July 17, 2024 at 06:03AM
Oracle announced 386 new security patches in its July 2024 Critical Patch Update (CPU), addressing over 260 unauthenticated, remotely exploitable vulnerabilities. The update includes roughly 240 unique CVEs, with notable patches for Communications and Financial Services Applications. Oracle urges customers to apply patches promptly to avoid exploitation as threat actors have targeted unpatched systems.
Based on the meeting notes, the key takeaways are:
1. Oracle announced 386 new security patches as part of its July 2024 Critical Patch Update (CPU), addressing various vulnerabilities, including over 260 for unauthenticated, remotely exploitable vulnerabilities.
2. Oracle Communications and Financial Services Applications received the largest number of security patches, with a significant portion resolving vulnerabilities that can be exploited remotely without authentication.
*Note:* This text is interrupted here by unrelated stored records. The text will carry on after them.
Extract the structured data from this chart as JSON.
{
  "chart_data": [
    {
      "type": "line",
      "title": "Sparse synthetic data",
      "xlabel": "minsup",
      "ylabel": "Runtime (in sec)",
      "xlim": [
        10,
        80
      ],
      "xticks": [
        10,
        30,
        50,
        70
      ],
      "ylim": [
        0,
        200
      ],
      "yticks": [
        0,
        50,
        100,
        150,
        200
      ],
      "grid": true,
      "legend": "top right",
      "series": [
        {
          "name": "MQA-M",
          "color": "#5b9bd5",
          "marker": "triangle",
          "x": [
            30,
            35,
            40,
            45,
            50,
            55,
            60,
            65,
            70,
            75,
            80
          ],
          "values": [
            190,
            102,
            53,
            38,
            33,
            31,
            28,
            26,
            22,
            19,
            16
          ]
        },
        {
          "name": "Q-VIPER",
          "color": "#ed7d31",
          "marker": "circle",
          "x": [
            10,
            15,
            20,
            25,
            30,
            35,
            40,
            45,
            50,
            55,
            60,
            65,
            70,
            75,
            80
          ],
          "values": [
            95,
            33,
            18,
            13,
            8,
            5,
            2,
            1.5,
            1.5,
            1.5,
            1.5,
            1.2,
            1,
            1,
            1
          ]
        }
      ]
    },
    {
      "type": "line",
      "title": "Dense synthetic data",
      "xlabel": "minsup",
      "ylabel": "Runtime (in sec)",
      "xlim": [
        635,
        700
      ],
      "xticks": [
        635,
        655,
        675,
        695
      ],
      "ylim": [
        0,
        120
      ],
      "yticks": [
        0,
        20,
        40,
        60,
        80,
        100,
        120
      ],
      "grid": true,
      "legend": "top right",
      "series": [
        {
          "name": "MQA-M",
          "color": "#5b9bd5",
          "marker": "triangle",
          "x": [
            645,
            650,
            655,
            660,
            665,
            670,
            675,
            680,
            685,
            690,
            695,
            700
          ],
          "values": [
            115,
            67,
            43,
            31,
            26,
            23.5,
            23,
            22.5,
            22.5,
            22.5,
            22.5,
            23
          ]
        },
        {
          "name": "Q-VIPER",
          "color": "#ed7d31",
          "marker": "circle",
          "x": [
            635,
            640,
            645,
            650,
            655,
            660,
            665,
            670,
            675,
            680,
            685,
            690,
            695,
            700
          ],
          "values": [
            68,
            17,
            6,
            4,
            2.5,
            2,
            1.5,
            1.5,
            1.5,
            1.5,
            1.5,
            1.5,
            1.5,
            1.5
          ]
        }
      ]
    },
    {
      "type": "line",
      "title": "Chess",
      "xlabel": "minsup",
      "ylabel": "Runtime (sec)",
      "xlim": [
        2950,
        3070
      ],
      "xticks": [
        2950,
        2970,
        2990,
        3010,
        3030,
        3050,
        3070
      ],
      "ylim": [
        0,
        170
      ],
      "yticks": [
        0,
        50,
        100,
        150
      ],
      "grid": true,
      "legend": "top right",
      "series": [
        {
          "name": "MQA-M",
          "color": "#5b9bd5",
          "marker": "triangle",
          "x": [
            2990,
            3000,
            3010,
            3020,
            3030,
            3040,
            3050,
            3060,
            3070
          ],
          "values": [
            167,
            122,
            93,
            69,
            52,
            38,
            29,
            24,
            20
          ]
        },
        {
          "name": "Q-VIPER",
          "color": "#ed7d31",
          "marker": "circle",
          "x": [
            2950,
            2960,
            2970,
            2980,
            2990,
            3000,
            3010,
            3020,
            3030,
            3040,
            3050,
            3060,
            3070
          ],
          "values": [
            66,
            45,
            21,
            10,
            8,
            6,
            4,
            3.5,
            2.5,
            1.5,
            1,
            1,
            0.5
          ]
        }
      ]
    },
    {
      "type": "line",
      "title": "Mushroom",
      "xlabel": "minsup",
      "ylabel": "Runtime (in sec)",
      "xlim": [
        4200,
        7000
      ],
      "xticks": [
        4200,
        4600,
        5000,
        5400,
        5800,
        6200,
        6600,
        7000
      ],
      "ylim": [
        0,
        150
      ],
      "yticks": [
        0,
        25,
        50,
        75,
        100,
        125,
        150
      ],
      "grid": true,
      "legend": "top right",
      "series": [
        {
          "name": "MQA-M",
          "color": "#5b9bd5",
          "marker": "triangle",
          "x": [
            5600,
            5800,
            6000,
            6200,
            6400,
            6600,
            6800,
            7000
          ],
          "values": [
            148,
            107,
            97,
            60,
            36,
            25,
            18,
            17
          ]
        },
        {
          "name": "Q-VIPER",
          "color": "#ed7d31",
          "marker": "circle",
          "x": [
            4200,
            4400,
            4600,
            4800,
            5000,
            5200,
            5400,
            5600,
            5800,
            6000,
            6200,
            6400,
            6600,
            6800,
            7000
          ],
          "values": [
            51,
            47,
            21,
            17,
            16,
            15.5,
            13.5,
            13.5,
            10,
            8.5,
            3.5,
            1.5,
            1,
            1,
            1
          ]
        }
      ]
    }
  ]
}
3. Other products that received security patches include Fusion Middleware, MySQL, Communications Applications, Analytics, Siebel CRM, PeopleSoft, Insurance Applications, E-Business Suite, JD Edwards, Database Server, Commerce, Java SE, Supply Chain, Application Express, Essbase, GoldenGate, NoSQL Database, REST Data Services, TimesTen In-Memory Database, Construction and Engineering, Enterprise Manager, HealthCare Applications, Hyperion, Retail Applications, Systems, Utilities Applications, and Virtualization.
4. Oracle customers are advised to apply the security patches as soon as possible due to known exploitation of vulnerabilities in Oracle products for which fixes had been released.
5. Oracle also released patches for third-party components in its products and for third-party software included in Oracle Solaris, along with Linux and VM Server for x86 bulletins.